Question

The probability that a bulb produced by a factory will fuse after $150$ days of use is $0.05$. Find the probability that out of $5$ such bulbs none will fuse after$150$ days of use.

$$\left( 1 \right){\text{ 1 - }}{\left( {\dfrac{{19}}{{20}}} \right)^5} \\\ \left( 2 \right){\text{ }}{\left( {\dfrac{{19}}{{20}}} \right)^5} \\\ \left( 3 \right){\text{ }}{\left( {\dfrac{3}{4}} \right)^5} \\\ \left( 4 \right){\text{ 90}}{\left( {\dfrac{1}{4}} \right)^5} \\\$$

Answer 1

To solve the given problem first we have to use the given information that is
The probability that from given bulb produced by a factory will fuse after $150$ days of use $= 0.05$
Then to determine the probability that a bulb will not fuse after $150$ days of its use by using the formula:-
Probability of an event will not occur $= 1 -$probability of an event will occur
Now for $5$such bulbs use the probability function of binomial distribution which is
$P\left( X \right){ = ^n}{C_x}{q^{n - x}}{p^x}$ where$x = 1,2,3........n$
After putting in the values we get the answer.

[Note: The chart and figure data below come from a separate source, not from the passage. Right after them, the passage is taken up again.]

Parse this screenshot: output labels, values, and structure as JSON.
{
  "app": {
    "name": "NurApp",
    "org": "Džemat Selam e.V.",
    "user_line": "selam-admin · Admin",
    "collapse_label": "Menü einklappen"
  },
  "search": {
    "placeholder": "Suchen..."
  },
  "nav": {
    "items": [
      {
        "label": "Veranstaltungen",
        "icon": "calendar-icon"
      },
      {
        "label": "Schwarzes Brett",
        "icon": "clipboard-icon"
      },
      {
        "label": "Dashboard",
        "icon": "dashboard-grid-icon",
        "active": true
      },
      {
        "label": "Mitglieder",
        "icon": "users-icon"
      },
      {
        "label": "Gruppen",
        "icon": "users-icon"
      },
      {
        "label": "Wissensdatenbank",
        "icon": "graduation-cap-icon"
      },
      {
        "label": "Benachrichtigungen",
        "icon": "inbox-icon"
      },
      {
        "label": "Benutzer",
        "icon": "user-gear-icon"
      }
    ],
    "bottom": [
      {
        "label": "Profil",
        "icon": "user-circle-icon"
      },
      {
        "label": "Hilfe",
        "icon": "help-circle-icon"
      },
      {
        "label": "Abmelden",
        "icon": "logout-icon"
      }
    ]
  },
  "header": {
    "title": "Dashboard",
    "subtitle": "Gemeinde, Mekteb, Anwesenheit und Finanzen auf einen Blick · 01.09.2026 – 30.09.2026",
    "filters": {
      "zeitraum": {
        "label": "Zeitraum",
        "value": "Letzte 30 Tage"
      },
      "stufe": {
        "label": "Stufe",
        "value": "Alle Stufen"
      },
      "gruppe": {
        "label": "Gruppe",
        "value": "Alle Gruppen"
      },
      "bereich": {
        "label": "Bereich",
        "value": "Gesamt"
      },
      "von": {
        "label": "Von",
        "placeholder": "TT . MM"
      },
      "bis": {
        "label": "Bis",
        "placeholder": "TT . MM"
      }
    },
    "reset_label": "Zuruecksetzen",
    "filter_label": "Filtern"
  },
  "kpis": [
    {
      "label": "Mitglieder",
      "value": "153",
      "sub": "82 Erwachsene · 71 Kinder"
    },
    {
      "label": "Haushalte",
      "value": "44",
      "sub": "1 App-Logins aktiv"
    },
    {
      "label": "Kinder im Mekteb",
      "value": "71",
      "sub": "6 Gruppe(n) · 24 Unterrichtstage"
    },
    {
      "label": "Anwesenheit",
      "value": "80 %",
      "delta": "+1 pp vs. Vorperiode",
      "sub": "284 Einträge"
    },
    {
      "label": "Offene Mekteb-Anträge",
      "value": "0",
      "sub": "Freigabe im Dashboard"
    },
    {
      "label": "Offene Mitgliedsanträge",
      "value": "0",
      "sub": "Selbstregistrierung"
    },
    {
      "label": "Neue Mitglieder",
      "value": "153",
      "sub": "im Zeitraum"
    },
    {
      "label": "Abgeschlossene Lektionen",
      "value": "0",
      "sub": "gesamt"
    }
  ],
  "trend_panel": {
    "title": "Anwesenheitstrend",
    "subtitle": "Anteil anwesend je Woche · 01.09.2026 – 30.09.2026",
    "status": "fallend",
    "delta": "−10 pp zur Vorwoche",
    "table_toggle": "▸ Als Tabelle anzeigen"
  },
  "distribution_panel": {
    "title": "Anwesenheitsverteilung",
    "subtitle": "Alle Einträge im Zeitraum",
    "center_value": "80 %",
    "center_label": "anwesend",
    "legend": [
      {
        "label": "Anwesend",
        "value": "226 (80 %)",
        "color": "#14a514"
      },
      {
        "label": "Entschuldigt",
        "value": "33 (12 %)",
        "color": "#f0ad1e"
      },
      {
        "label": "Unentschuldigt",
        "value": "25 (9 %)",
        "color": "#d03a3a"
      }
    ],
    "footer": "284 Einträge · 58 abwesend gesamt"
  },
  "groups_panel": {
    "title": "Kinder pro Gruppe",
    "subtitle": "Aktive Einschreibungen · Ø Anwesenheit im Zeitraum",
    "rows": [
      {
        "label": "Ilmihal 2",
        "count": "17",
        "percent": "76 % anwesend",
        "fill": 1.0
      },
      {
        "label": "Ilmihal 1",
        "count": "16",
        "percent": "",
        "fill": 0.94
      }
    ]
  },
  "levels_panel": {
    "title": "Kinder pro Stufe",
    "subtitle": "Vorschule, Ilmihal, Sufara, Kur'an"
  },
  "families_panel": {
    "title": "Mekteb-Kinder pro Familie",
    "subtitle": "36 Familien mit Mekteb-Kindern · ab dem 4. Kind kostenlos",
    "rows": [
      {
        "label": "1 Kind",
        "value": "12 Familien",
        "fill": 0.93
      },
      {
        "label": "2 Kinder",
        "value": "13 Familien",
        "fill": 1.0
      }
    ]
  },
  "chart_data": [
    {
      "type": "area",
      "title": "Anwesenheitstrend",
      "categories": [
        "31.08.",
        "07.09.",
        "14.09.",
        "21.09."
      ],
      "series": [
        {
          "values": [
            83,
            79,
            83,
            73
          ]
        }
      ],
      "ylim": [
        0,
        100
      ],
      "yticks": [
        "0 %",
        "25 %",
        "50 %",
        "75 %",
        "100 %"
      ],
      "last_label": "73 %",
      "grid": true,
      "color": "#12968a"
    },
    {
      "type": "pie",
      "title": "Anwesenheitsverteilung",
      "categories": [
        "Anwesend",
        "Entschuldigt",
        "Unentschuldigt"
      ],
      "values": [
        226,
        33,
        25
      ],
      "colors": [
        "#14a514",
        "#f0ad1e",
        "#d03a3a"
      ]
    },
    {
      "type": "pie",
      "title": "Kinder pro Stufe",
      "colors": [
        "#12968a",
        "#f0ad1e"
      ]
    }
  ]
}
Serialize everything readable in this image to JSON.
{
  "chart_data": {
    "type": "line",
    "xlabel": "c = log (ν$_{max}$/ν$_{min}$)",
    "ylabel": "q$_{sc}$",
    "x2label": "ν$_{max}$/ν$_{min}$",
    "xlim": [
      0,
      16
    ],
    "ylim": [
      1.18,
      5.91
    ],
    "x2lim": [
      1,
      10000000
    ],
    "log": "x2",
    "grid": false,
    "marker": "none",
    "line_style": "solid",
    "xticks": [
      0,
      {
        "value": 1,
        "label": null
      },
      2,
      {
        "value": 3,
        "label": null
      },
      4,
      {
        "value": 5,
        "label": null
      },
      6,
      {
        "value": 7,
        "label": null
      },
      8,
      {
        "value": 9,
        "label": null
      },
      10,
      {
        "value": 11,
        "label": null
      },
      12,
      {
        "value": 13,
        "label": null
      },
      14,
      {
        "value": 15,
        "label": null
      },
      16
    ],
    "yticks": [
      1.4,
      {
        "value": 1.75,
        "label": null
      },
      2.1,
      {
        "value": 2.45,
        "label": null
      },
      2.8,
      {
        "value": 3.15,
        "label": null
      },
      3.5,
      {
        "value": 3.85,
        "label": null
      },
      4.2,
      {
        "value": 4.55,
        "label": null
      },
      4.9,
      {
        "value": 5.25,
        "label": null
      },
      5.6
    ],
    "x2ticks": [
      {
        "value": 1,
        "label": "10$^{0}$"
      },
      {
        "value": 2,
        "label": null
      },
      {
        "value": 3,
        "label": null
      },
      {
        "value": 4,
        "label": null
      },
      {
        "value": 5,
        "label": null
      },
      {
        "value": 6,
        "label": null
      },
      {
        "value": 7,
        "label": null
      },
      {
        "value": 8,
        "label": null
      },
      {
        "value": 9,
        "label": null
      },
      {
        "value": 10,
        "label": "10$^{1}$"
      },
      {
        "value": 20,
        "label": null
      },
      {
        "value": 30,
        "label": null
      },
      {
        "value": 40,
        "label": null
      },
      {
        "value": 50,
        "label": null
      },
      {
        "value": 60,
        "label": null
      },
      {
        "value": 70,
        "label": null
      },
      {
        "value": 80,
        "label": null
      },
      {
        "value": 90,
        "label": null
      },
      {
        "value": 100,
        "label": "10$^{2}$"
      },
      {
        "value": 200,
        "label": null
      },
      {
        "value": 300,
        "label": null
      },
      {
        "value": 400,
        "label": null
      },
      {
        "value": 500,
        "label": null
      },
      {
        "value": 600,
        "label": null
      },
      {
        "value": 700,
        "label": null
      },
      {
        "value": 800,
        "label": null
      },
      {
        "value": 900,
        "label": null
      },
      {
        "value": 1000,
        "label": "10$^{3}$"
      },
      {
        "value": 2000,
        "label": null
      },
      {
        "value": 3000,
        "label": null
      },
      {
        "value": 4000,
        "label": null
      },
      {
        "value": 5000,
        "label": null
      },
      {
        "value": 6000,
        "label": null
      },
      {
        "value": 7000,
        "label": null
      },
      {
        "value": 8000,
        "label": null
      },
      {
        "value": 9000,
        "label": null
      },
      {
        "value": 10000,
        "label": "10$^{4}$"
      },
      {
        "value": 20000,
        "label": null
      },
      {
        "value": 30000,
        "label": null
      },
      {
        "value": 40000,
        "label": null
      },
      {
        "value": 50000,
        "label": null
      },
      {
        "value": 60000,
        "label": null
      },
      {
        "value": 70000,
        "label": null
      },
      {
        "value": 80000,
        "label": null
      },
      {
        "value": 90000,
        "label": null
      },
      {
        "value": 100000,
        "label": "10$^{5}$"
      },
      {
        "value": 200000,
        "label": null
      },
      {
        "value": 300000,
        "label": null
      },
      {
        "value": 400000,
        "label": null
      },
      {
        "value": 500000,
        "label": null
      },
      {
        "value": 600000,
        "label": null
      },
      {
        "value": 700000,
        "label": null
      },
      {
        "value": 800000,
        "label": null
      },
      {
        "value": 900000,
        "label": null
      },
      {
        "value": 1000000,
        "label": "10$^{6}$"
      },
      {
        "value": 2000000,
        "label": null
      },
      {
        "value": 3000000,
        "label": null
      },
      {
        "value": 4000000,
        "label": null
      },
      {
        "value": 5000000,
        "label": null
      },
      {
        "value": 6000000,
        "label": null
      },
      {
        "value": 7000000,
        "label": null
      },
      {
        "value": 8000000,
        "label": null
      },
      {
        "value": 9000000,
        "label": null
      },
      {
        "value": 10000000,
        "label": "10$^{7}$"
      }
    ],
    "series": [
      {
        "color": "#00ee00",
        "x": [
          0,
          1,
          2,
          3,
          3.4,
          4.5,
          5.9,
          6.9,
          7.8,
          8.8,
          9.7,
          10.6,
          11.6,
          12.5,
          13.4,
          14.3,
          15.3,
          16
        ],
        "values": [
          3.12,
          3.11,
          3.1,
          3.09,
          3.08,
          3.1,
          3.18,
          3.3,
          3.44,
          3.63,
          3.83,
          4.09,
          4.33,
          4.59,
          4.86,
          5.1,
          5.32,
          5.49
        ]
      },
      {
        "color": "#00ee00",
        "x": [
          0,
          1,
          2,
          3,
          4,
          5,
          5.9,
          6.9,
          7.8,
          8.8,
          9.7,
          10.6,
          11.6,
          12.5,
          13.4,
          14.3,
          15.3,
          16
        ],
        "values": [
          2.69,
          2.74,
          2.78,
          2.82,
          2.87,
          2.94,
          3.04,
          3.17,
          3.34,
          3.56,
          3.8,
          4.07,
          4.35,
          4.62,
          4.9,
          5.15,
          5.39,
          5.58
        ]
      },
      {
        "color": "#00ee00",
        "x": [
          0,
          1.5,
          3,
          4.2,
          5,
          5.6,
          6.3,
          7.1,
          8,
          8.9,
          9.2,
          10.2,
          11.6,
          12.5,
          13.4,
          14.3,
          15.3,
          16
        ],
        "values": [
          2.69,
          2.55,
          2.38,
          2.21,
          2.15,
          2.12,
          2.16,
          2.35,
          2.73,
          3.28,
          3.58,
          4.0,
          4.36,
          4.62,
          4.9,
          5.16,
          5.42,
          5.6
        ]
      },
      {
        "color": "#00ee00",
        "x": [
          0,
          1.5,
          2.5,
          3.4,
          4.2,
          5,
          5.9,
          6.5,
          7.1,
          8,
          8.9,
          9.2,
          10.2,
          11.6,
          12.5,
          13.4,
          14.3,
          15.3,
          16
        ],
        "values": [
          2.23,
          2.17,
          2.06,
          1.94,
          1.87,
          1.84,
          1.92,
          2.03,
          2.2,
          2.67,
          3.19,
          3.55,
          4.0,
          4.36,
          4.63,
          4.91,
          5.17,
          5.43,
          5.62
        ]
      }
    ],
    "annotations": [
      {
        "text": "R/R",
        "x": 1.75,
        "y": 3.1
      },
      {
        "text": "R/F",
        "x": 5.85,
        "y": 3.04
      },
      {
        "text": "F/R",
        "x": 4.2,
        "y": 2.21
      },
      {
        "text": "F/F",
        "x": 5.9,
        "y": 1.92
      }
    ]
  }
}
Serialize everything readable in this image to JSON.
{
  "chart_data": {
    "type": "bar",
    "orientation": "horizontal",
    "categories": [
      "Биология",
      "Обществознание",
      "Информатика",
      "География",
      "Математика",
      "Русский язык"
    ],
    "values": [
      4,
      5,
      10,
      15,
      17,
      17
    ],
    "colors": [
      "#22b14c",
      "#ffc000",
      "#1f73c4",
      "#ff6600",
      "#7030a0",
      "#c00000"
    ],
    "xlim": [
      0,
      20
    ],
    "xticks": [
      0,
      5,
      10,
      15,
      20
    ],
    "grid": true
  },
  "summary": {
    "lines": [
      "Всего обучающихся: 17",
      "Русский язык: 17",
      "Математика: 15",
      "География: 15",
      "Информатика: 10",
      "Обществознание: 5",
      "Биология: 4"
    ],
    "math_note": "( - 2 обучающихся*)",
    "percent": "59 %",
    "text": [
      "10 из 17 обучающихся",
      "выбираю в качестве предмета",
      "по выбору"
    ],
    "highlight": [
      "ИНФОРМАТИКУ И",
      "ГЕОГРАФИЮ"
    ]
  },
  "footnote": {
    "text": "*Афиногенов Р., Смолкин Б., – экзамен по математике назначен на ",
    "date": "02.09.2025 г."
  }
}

Complete step by step answer:
It is given that probability that a bulb produced by a factory will fuse after $150$ days of its use $= 0.05$
Now to find the probability that a bulb will not fuse after $150$ days of its use, use the formula
Formula:-
Probability of an event that will not occur $= 1 -$ Probability of an event that will occur
The probability that a bulb will not fuse after $150$ days of its use $= 1 -$Probability that a bulb produced by a factory will fuse after $150$ days of its use
That is
The probability that a bulb will not fuse after $150$ days of its use $= 1 - 0.05$
$= 0.95$
Now to find the probability that no bulb will fuse after $150$ days of its use, use the probability function of binomial distribution which is
$P\left( {X = x} \right){ = ^n}{C_x}{q^{n - x}}{p^x}$where$x = 1,2,3........n$
Here it is asking for $5$ bulbs so $n = 5$
$X = x = 0$( asked in the question)
And $p = 0.05$(probability that a bulb will fuse after $150$ days of its use)
$q = 0.95$ (probability that a bulb will not fuse after $150$ days of its use)
Substituting all the values in the formula we get

$$P\left( {X = x} \right){ = ^n}{C_x}{q^{n - x}}{p^x} \\\ P\left( 0 \right){ = ^5}{C_0}{\left( {0.95} \right)^{5 - 0}}{\left( {0.05} \right)^0} \\\$$

On further solving we get

$$P\left( 0 \right){ = ^5}{C_0}{\left( {0.95} \right)^5}{\left( {0.05} \right)^0} \\\ { = ^5}{C_0}{\left( {\dfrac{{95}}{{100}}} \right)^5} \\\$$

Using the formula of Combination $^n{C_r} = \dfrac{{n!}}{{r!\left( {n - r} \right)!}}$
Here $n = 5,r = 0$

$$P\left( 0 \right) = \dfrac{{5!}}{{\left( {0!} \right)\left( {5 - 0} \right)!}}{\left( {\dfrac{{95}}{{100}}} \right)^5} \\\ = \dfrac{{5!}}{{5!}}{\left( {\dfrac{{19}}{{20}}} \right)^5} \\\ = {\left( {\dfrac{{19}}{{20}}} \right)^5} \\\$$

Hence, $P\left( 0 \right) = {\left( {\dfrac{{19}}{{20}}} \right)^5}$
So, the probability that out of $5$ such bulbs none will fuse after $150$ days of its use is ${\left( {\dfrac{{19}}{{20}}} \right)^5}$

So, the correct answer is “Option 2”.

Note:
We cannot directly find the probability that out of $5$ such bulbs none will fuse without using the binomial distribution. One thing we should take care of is that we do not multiply $5$ with the probability that the $1$ bulb will not fuse.